Save Me Trust
- Founded: 2010
- Founders: Brian May and Anne Brummer
- Focus: Animal welfare
- Location: Windlesham;
- Product: Giving Wild Animals a Voice
- Key people: Brian May, Founder Anne Brummer, CEO
- Website: http://www.save-me.org.uk

= Save Me (animal welfare) =

Animal welfare organisation

Save Me is an animal welfare organisation that campaigns against fox hunting and badger culling. It was founded in 2010 by Queen guitarist Brian May and Anne Brummer to campaign against the possible repeal of the Hunting Act in the UK. The campaign is named after the song written by May that was a worldwide hit for Queen in 1980.

==Key campaigns==

===Hunting===
There is a pro-hunting lobby in the UK that is seeking to have the 2004 Hunting Act repealed. Save Me campaigns to ensure that the Hunting Act is preserved.

===Badger Cull===
Save Me is currently campaigning as Team Badger, a coalition of animal welfare organisations that have teamed up to fight the planned cull of badgers.
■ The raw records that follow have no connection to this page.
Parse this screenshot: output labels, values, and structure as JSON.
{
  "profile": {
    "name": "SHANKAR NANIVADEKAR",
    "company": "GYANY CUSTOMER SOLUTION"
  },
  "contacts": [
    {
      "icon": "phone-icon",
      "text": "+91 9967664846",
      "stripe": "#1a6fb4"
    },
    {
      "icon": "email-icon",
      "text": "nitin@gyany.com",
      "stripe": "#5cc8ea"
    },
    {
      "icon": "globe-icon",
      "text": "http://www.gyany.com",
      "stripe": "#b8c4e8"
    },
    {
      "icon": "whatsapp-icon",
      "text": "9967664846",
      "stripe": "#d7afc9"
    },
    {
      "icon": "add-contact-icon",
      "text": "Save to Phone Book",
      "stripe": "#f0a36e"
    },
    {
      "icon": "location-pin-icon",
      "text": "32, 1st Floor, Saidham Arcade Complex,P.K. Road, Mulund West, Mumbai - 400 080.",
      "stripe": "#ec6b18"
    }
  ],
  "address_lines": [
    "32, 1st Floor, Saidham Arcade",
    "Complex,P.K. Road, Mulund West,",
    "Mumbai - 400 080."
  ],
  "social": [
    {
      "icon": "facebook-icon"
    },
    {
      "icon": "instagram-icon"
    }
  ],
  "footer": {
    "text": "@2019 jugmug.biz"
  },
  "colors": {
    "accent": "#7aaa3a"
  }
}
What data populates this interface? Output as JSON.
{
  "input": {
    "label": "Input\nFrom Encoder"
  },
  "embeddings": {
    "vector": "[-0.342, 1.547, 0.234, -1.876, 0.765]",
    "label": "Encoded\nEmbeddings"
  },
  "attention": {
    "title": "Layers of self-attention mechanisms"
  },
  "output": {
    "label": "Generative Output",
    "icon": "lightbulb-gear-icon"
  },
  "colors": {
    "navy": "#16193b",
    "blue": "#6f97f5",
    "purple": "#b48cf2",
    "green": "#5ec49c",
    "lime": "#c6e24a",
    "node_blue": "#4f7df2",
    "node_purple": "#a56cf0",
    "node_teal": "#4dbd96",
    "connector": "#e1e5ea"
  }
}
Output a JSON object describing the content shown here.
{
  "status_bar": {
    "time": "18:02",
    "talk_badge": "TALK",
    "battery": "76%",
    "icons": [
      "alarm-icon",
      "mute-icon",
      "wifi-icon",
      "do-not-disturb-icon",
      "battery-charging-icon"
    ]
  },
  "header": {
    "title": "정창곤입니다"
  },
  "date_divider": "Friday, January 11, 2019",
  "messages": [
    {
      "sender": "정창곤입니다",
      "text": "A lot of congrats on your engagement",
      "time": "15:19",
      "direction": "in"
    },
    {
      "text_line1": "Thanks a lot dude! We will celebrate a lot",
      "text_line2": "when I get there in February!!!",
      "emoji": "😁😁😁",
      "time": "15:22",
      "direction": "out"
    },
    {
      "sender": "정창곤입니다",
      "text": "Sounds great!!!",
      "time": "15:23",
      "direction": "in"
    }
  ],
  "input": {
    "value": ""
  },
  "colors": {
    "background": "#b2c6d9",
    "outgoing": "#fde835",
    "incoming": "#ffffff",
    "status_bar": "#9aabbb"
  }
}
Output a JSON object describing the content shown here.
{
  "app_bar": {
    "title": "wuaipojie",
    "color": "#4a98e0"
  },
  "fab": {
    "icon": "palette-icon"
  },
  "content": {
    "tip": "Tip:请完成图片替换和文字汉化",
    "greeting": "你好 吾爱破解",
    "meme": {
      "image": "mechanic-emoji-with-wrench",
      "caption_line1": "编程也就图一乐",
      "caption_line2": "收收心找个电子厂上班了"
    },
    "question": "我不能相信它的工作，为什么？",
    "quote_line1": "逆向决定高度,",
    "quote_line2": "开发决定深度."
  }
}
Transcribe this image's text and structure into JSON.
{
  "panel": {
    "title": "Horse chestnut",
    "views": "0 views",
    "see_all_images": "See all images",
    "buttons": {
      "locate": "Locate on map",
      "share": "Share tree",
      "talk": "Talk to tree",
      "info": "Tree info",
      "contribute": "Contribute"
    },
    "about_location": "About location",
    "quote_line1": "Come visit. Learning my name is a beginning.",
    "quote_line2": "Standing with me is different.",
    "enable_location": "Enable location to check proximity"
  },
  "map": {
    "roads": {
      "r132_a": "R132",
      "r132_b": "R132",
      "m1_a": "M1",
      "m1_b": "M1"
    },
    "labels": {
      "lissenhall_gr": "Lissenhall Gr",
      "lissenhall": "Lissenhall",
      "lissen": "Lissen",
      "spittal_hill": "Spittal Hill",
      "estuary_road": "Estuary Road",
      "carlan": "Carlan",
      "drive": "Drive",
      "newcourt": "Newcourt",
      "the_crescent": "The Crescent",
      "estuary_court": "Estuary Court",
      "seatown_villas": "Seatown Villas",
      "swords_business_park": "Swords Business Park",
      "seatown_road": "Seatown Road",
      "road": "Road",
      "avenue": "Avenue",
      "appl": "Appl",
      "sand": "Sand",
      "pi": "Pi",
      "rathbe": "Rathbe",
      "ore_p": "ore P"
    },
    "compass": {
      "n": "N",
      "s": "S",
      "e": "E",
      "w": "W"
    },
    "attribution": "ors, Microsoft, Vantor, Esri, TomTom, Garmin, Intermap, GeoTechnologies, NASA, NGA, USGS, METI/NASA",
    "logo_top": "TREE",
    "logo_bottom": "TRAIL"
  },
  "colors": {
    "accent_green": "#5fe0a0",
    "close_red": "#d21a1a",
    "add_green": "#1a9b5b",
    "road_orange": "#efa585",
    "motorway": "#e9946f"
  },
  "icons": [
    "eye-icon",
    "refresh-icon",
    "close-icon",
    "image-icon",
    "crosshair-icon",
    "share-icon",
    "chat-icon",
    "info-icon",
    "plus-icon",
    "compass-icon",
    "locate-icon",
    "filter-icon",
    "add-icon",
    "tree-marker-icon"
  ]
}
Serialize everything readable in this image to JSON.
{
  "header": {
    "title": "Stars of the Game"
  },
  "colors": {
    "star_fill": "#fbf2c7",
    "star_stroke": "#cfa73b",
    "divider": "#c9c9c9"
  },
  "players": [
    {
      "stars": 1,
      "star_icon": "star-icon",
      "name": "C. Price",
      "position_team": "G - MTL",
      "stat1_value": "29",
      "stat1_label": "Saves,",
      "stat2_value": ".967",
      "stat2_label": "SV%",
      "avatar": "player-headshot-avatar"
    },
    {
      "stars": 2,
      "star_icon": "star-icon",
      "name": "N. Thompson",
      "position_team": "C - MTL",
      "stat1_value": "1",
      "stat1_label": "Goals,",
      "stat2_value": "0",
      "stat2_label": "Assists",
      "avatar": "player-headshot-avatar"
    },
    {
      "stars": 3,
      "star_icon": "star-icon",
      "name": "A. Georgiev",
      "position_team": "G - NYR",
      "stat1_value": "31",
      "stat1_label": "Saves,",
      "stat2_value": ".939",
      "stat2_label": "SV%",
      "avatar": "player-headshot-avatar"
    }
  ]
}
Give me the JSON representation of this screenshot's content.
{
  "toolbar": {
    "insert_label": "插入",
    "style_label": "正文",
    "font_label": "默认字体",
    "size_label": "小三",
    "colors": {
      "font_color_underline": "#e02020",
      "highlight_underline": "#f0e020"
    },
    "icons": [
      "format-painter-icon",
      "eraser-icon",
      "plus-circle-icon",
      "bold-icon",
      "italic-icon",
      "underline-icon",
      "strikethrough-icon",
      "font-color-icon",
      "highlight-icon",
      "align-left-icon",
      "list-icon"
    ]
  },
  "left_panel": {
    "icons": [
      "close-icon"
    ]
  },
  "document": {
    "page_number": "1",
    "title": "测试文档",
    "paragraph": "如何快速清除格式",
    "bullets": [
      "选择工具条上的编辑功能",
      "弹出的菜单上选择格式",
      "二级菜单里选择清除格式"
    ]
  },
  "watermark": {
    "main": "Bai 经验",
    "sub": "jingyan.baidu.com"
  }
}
The coalition consists of the Royal Society for the Prevention of Cruelty to Animals, League Against Cruel Sports, Humane Society International/UK, Save Me, Stroud 100, Gloucestershire Against Badger Shooting, Animal Aid, Network for Animals, International Fund for Animal Welfare, Animal Defenders International, The David Shepherd Wildlife Foundation, Conservatives against the Badger Cull, Born Free, Care for the Wild, International Animal Rescue and People for the Ethical Treatment of Animals.

These organisations are united in their opposition to the UK Government's plans to cull badgers, and feel strongly that it is a misguided attempt to control the spread of bovine tuberculosis (bTB). If the cull does go ahead as planned, at least 70% of badgers in large areas of the country, many of them healthy, will be killed.